When we reached the square it was packed and buzzing as the mayor welcomed everyone with a short speech, then gave the signal for 30,000 red and white balloons to be released - one for every Gibraltarian. The crowds cheered as the balloons floated away in a clear blue sky over the Bay of Gibraltar. It was quite an emotional moment.
The party carried on all day, with stalls all around the square, some selling traditional spinach pies. The recipe for these came to Gibraltar via Genoese sailors centuries ago. With the familiar sights of British bobbies and red telephone boxes, the mood was rather like a huge village fete. It seemed as if everyone from the youngest to the oldest inhabitant was out on the streets. Listening to the conversations was fascinating, as Gibraltarians seamlessly switch, sometimes in the same sentence, between English, Spanish and their own language, Llanito.
As the day wore on and the crowds began to thin out, we walked down to Casemates, the main square in the town, and stopped at the Lord Nelson pub, a favourite watering hole of mine. Casemates was the setting for the kids’ activities, with fairground rides and a fancy dress parade. Then it was on to the King's Bastion leisure centre, which only opened in 2008 and is a brilliant place to spend some time if the weather isn’t kind to you. It has bars, restaurants, cinemas, ice skating, bowling and a gym. On National Day, it was obviously the place to carry on the party.
Feeling a little footsore by this time, we decided to head back to our hotel, where we would get a great view of the firework display due to start at 10.30pm. Making our way towards the Eliott Hotel (where I stayed when we wed on the rock a few years ago), we were sidetracked by the sound of live music. Governor’s Parade, outside the Eliott, was packed with revellers listening to four very talented young lads bashing out rock classics. The Pickwick pub in the square was serving, so we took a pit stop to listen for a while. The band was followed by a folk singer who played some Dylan and Bowie, cheered on by an enthusiastic crowd.
We finally returned to the Rock Hotel for a much appreciated bath - shared with the rubber ducks supplied in every room - and a meal. We ate on the hotel’s Wisteria Terrace and I had a beautifully cooked Gibraltar Bay sea bass, which was superb. Back in our room, we settled on the balcony overlooking the historic harbour to enjoy the spectacular fireworks display while enjoying a glass of wine to toast the end of this very special day.
Although it's too late to enjoy the event this year, in 2010, September 10 falls on a Friday, which would make it the perfect time for a weekend break or longer stay. But make sure you don’t plan your shopping trip for a Sunday, as almost all of the shops are shut.

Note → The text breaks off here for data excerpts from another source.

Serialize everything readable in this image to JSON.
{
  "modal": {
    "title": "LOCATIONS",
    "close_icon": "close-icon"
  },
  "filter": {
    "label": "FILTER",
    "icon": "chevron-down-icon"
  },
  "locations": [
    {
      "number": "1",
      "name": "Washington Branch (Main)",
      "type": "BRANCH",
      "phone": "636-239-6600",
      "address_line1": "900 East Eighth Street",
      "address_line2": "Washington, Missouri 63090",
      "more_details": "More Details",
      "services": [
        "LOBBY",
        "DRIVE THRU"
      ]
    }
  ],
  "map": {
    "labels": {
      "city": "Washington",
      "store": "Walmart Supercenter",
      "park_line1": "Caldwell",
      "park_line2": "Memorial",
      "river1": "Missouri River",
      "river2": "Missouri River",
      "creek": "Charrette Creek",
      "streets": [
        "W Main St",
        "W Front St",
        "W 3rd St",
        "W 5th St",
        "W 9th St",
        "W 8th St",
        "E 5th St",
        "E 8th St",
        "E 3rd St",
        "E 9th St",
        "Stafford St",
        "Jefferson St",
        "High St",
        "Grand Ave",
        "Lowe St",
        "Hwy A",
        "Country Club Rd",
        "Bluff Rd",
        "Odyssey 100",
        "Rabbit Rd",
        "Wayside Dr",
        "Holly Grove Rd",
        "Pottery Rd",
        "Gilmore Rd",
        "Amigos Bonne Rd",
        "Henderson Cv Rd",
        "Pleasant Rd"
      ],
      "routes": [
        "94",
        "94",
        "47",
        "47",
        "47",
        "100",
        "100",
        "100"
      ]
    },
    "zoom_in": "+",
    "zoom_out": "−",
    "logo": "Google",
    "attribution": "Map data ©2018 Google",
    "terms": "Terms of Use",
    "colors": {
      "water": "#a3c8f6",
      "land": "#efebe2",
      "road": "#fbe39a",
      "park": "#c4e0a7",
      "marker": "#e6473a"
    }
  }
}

Monarch (www.monarch.co.uk), easyJet (www.easyjet.com) and British Airways (www.britishairways.com) all have flights to the Rock. So why not stay on for a few days? You can take the cable car to the top of the Rock to see the famous Barbary apes and visit the World War II tunnels; try a dolphin safari; or go on a day trip to Ronda or Algeciras in Spain, the Spanish town of Ceuta on the North African coast or Tangier in Morocco. It’s surprising how much there is to see and do in Gib, even when the party’s over.